A particular initialization order is an expectation based on something other then that stated in the standard. (as pointed out in the comments )
C99 section 6.7.9, p23: 23 The evaluations of the initialization list expressions are indeterminately sequenced with respect to one another and thus the order in which any side effects occur is unspecified. [emphasis mine]

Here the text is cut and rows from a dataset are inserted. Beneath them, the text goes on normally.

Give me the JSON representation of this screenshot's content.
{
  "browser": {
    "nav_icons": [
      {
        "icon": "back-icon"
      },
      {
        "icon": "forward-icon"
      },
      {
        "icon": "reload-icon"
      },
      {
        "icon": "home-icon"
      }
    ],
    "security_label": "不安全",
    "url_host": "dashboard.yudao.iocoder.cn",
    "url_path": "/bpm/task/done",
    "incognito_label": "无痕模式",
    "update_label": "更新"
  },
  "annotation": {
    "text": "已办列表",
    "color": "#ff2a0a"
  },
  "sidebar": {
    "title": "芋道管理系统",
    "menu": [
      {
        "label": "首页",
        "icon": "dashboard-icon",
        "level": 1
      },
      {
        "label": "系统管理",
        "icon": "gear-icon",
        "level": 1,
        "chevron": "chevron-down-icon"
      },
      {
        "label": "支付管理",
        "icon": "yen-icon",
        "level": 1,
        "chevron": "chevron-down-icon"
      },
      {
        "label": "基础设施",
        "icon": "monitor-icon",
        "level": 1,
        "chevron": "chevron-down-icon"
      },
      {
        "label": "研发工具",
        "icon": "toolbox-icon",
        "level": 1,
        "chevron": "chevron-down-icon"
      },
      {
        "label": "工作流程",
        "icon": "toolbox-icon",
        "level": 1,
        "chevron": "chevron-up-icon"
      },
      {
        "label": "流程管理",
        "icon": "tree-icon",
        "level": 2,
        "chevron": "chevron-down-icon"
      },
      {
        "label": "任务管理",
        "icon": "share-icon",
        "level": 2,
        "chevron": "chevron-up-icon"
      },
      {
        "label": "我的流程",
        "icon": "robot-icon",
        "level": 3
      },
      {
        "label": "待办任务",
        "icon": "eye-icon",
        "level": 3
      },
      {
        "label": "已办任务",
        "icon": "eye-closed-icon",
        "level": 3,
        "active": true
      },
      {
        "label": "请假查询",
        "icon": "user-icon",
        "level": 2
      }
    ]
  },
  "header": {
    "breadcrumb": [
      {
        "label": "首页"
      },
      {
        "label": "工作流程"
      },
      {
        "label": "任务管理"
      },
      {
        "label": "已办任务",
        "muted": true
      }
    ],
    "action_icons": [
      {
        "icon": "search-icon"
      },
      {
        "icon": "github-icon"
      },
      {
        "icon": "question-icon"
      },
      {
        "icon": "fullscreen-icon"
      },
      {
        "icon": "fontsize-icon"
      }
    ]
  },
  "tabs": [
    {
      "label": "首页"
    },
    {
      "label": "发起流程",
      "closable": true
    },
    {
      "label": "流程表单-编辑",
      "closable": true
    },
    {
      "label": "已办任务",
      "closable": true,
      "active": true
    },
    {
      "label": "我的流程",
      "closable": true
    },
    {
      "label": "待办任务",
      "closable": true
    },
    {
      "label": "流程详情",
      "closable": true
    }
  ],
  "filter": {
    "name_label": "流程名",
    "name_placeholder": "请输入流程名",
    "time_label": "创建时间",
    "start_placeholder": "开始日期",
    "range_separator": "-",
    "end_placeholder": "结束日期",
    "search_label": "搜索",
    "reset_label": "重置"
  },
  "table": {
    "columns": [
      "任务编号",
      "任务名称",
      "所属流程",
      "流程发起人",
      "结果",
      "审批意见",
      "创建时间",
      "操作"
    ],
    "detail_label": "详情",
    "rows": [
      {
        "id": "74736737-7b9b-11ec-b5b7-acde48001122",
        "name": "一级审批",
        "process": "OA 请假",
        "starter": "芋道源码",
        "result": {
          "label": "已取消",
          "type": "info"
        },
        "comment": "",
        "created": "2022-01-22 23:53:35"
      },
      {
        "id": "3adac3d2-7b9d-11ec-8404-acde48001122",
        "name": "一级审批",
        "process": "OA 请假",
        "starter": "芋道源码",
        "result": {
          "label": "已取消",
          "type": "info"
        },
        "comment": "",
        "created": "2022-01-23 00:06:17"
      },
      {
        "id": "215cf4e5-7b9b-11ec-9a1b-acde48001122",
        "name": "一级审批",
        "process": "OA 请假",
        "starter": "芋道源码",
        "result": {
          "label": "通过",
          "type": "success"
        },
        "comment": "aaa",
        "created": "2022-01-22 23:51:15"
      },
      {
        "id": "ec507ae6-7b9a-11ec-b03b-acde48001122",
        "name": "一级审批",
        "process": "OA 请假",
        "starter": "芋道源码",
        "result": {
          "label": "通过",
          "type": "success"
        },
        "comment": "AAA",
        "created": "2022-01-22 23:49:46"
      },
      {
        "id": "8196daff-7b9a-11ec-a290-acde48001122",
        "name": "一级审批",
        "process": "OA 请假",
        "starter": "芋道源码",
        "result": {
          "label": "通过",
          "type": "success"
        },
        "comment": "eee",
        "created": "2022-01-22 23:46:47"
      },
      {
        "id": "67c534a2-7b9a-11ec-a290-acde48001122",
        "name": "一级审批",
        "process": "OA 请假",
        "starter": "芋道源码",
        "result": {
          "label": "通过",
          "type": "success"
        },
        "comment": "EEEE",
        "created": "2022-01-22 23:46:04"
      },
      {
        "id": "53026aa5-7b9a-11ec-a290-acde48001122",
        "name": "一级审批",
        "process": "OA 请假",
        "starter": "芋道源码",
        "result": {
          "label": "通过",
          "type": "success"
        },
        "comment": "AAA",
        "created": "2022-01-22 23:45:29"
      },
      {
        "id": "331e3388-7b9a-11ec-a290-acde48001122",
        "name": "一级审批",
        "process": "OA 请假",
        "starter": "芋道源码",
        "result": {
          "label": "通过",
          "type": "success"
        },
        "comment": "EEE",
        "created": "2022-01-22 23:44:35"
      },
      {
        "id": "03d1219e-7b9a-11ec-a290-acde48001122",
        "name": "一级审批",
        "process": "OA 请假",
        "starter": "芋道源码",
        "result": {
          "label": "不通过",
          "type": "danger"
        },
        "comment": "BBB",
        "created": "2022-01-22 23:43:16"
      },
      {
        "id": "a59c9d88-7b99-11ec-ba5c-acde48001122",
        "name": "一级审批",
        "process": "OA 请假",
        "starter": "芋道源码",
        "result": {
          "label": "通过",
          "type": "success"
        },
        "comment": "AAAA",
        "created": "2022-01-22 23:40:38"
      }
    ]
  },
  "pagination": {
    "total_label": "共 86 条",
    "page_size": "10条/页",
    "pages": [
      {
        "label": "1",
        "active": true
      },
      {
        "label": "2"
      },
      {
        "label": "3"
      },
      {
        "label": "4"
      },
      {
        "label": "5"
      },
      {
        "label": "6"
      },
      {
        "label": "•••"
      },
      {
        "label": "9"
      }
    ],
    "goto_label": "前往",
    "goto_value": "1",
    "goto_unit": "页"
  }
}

There is therefore no problem here except undefined (or unspecified) behavior. Very similar to other C behaviors such as the ambiguity with order of evaluation of function arguments.
EDIT
C99 has this to say about that:
from C99 §6.5.2.2p10:
Order of evaluation of function arguments is unspecified, The order of evaluation of the function designator, the actual arguments, and subexpressions within the actual arguments is unspecified, but there is a sequence point before the actual call.
[emphasis mine]
That you would prefer a warning (which you stated well, +1) is another matter. I am not sure how practical it would be though to provide a warning for -every- -undefined- -behavior- in the C/C++ languages.
It is interesting to note some of the stated assumptions/opinions in this discussion why the C++ standards do not include Designated Initializers. (Yet) ...
...C++ is more interested in putting the flexibility on the side of the designer of a type instead, so designers can make it easy to use a type correctly and difficult to use incorrectly.